Galore - Michael Crummey [30]
Dodge took it as a sign of God’s favor that the new church hadn’t been burned to the ground before the first services were held. The men who designed and raised the sanctuary were all boat builders and the structure looked like the hull of a ship flipped face down on the Gaze. The eight-foot stained glass window arrived on the vessel bringing the bishop, and Jabez Trim spent the day installing it behind the altar. Dodge had chosen the motif himself: the disciples hauling their nets under the watchful eye of Jesus.
The vicar, the Right Reverend Arthur Waghorne, was an amateur botanist. He barely glanced at the new church before wandering off into the fields behind the building where he spent the better part of the day sketching and collecting specimens on the Gaze. He was accompanied by two soldiers who sat in the grass below him, speculating on their chances of bedding a woman before returning to St. John’s. Arscott was a fifteen-year-old private from Devon, a virgin who labored under the illusion that no one but he knew the truth of the matter. He was next to useless as a soldier, clumsy with his weapons, naive and harmlessly sycophantic in his relations. Arsewipe was his nickname among the enlisted men. Corporal Kinnebrook was four years the boy’s senior. —Paradise Deep, he said. —What does that make you think of, Arsewipe?
—Heaven, is it?
—No, jesus, Kinnebrook said, swiping at his head. —A man of your vast experience on the battlefields of love, Arsewipe. Tell me that doesn’t make you think of fucking. Paradise Deep, he said with a note of reverence. The name alone had given Kinnebrook high hopes for the expedition, but everything he’d seen of the place so far promised disappointment. —I expect we’ll have to jump in the harbor to wet our dicks in this shithole, he said.
By the time Reverend Dodge came up from the church to collect them for the parade the two soldiers were asleep on the grass. —His Majesty’s finest, the vicar said as he kicked the men awake.
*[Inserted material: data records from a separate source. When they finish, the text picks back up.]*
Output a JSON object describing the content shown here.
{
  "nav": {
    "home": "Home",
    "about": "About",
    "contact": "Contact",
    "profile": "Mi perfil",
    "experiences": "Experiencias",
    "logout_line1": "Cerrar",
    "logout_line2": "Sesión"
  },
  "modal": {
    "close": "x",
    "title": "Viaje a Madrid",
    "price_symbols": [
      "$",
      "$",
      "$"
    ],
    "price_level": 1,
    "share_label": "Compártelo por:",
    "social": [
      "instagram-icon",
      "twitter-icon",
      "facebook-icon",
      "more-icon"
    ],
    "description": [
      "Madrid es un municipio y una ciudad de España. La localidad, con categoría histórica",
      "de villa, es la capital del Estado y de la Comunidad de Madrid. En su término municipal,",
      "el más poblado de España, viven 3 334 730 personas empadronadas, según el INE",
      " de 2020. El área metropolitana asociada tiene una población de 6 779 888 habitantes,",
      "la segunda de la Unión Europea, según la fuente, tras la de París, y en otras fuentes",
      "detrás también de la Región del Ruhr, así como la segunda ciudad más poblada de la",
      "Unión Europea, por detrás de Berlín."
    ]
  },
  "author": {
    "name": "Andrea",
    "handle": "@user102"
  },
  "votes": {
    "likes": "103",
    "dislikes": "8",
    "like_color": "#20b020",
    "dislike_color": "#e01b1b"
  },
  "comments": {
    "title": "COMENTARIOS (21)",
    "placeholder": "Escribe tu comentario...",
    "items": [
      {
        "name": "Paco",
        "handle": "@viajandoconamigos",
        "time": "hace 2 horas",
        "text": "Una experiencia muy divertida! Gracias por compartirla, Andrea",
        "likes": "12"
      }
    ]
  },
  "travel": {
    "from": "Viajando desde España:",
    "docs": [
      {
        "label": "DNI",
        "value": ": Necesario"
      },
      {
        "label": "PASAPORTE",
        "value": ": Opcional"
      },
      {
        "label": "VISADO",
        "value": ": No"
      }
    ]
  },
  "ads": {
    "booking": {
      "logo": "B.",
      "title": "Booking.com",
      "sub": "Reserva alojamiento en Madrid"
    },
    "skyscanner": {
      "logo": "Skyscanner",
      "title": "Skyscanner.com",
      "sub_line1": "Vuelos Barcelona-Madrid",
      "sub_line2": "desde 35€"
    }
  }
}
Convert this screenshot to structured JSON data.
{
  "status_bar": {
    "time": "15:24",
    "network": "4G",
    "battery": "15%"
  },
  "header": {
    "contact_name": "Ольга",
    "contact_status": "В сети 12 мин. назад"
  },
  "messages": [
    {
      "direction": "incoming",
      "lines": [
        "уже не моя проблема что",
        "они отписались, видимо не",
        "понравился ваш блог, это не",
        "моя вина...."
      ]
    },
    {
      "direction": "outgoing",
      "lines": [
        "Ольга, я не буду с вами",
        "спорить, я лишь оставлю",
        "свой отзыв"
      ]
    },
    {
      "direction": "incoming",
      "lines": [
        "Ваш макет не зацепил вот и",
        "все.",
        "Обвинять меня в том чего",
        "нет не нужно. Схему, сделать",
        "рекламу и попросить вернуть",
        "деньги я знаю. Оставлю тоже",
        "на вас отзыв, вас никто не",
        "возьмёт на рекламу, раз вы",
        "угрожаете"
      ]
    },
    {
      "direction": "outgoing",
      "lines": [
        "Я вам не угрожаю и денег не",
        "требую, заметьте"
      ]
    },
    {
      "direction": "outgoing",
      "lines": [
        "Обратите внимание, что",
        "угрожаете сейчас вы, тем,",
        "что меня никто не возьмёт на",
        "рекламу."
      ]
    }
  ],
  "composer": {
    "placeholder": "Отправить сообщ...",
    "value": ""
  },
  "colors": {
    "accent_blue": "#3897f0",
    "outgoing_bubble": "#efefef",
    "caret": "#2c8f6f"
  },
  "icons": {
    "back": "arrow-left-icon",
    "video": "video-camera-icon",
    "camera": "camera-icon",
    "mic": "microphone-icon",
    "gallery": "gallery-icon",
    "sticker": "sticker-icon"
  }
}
The parade began at the steps of the new sanctuary and wound its way through the footpaths of Paradise Deep, past the stores of Spurriers’ Premises as far as Mrs. Gallery’s droke and back again to Selina’s House where food and drink was set up on long tables in the garden. The Reverend Waghorne was at the head of the procession on King-me’s piebald mare, Dodge walking at the horse’s shoulder. The Navy officer, a mutton-chopped Scot named Goudie, marched directly behind them. The clergymen led hymns for the people in their wake. Olive Trim aboard her truckley at the rear, holding Martha Jewer’s orphan boy in her lap, the wooden cart pulled along by a Newfoundland. The soldiers were marshaled in two groups at either side of the procession and they kept a wary eye on the Catholics gathered in clusters to watch the parade. They followed at a discreet distance when the turn was made for Selina’s House and watched their manners, not willing to miss a chance at the spread laid on for the celebration.
A pig and two sheep turned on spits over an open fire outside Selina’s House and new potatoes roasted in the coals. There was partridge and rabbit stew and vegetables dipped in flour and fried with butter, roasted goose and turr, boiled puddings with raisins and fresh berries with cream for dessert. There was no fish of any description to be had and that absence was another sign of their newfound prosperity. That eating the bounty of the sea was a choice rather than a necessity.